In California, rates, terms and conditions for attachments to investor-owned utility poles are regulated by the CPUC. A main purpose of the rulemaking is to consider a wireless industry petition asking that rates for attachments to utility poles be harmonized (wireless providers currently pay a per-foot fee, CPUC-authorized telephone companies pay a per-pole fee). But the CPUC asks broader questions too (even bringing in wireless attachments installed by cable operators). These questions will shape the rules on which types of companies can deploy small cells, for what purpose, and in what circumstances. Importantly, they also open up for reconsideration the fundamental industry premise that the public rights of way are the appropriate locations for massive deployment of small cells, as well as large-scale facilities used for “radiofrequency transport services,” like Mobilitie’s 120-foot poles with microwave antennas.
 
Specifically, the CPUC invites comment on: whether urban streetscapes can accommodate more pole attachments, the replacement of existing poles with larger poles, and possibly an increase in the number of poles.
 
Opening comments and prehearing conference statements are due May 3, and reply comments are due May 13. Sometime later, the CPUC will schedule a prehearing conference, and if appropriate, that will be followed by workshops, additional written comments, briefs and possibly hearings. Thus, it is important to register as a party and submit comments early to ensure that local government voices are heard.
 
To be sure, this latest proceeding is only one of several fronts on which the wireless industry is trying to re-write current rules. The big four wireless service providers and their wireless infrastructure partners plan to deploy millions of small cells in the public rights of way and on utility poles, street light poles and traffic lights in coming years. But first they want rule changes that ensure cheaper, faster and more widespread access to public rights of way and government-owned vertical infrastructure.
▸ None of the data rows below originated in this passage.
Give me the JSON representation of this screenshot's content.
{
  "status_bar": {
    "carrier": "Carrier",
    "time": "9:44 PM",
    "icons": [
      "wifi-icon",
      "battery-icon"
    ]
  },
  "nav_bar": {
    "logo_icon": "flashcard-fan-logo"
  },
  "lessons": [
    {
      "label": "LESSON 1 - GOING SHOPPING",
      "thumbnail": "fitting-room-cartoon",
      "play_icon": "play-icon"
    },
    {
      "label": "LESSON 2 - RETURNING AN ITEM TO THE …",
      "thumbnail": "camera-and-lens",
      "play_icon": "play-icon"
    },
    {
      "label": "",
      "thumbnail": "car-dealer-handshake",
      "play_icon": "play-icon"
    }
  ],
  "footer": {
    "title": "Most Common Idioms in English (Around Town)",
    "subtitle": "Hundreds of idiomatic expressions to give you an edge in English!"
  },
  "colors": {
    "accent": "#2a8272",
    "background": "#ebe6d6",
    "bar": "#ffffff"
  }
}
The industry is pushing reforms — principally preemption of local regulatory and proprietary authority — in state legislatures including in California (see “California Small Cell Bill Curtails Local Discretionary Review and Rates”), at the Federal Communications Commission and at state public utilities commissions. The CPUC proceeding, however, may provide an important forum where local governments can make the case for local oversight of wireless pole attachments, particularly in light of safety and other issues that they may present.
 
Below is a sampling of other issues raised by this CPUC proceeding, including important questions about safety, reliability, authorizations and services:
 
Safety and Reliability 

  • Whether there is sufficient space and load-bearing capacity on the stock of existing utility poles to support additional telecommunications attachments, including wireless pole attachments, that may be necessary to provide ubiquitous, competitive, and affordable telecommunications services. 
  • What additional regulations may be necessary, if any, to ensure that telephone companies’ wireless pole attachments are designed, constructed, operated, inspected, and maintained to protect worker and public safety and preserve the reliability of co-located utility facilities (e.g., power lines and telephone lines).  
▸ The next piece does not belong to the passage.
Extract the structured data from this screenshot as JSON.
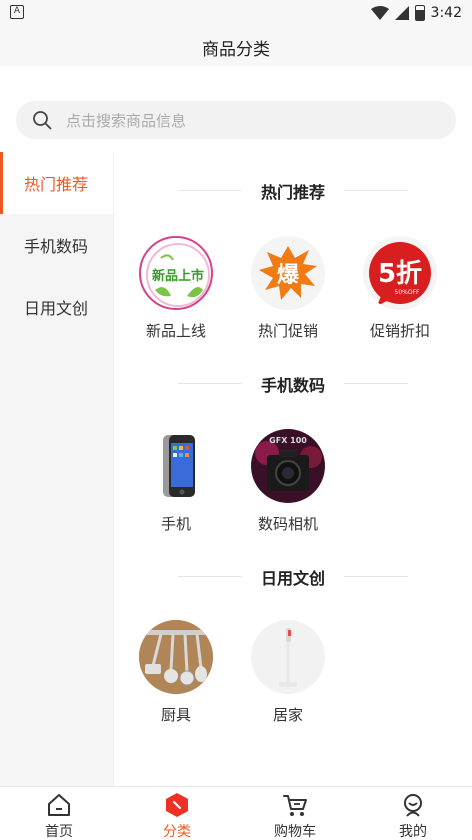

  • Describe all types of pole attachments installed by telephone companies for “radiofrequency transport services,” and explain how those attachments differ — if at all — from small cell attachments and a best estimate of the number of California poles that currently have such attachments. Explain whether pole attachments installed by telephone companies for “radiofrequency transport services” present any additional or unique issues pertaining to safety or reliability
  • Whether the CPUC has authority to apply and enforce its pole attachment rules and safety regulations with respect to wireless facilities installed by cable operators in light of its conclusion that the term “cable” in Public Utilities Code § 216.4 does not include satellites and other forms of wireless transmission.
 

Authorizations and Services

  • What CPUC authorizations should be required of telephone companies seeking to install wireless pole attachments:
    • A certificate of public convenience and necessity to provide full facilities-based service or limited facilities-based service? Must a CPCN include explicit authority to install wireless pole attachments?
    • An up-to-date wireless identification registration to provide facilities-based wireless services on file at the CPUC?
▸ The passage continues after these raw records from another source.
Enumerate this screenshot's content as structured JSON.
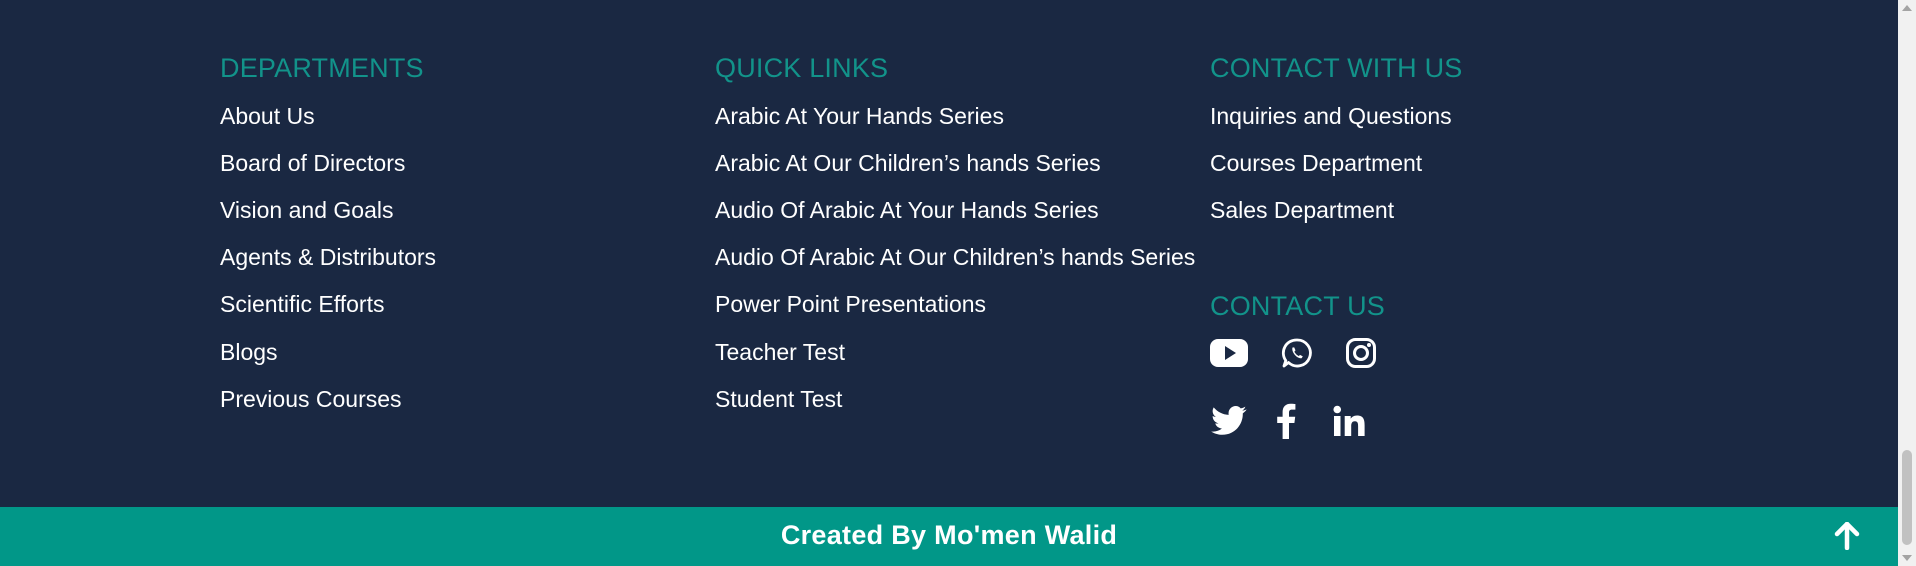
{
  "departments": {
    "heading": "DEPARTMENTS",
    "links": [
      "About Us",
      "Board of Directors",
      "Vision and Goals",
      "Agents & Distributors",
      "Scientific Efforts",
      "Blogs",
      "Previous Courses"
    ]
  },
  "quick_links": {
    "heading": "QUICK LINKS",
    "links": [
      "Arabic At Your Hands Series",
      "Arabic At Our Children’s hands Series",
      "Audio Of Arabic At Your Hands Series",
      "Audio Of Arabic At Our Children’s hands Series",
      "Power Point Presentations",
      "Teacher Test",
      "Student Test"
    ]
  },
  "contact_with_us": {
    "heading": "CONTACT WITH US",
    "links": [
      "Inquiries and Questions",
      "Courses Department",
      "Sales Department"
    ]
  },
  "contact_us": {
    "heading": "CONTACT US",
    "socials": [
      "youtube-icon",
      "whatsapp-icon",
      "instagram-icon",
      "twitter-icon",
      "facebook-icon",
      "linkedin-icon"
    ]
  },
  "footer": {
    "credit": "Created By Mo'men Walid",
    "scroll_top_icon": "arrow-up-icon"
  },
  "colors": {
    "background": "#1a2842",
    "heading": "#12938a",
    "link": "#ffffff",
    "bottom_bar": "#019788"
  }
}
    • Are there circumstances where a WIR is required in addition to a CPCN?
    • A final environmental impact report, negative declaration, or other document(s) required by CEQA?
  • What services can CPUC-authorized telephone companies offer to the public (including other communications carriers) using wireless pole attachments. Such services might include, but are not limited to, the following:
    • Fixed wireless, point-to-multipoint service
    • CMRS
    • Wi-Fi service
    • Broadband wireless Internet access service
    • Providing other carriers with access to, or interconnection with, wireless facilities and infrastructure
    • Providing backhaul service for other wireless carriers
    • Other wireless and wireline services 
  • For telephone company and cable operator pole installations that include both wireline components and wireless components, how to distinguish the components that are subject to the “per-pole” fee and the components that are subject to the “per-foot” fee.


For more information on this rulemaking, please contact the author of this Legal Alert listed at the right in the firm’s Telecommunications practice group, or your BB&K attorney.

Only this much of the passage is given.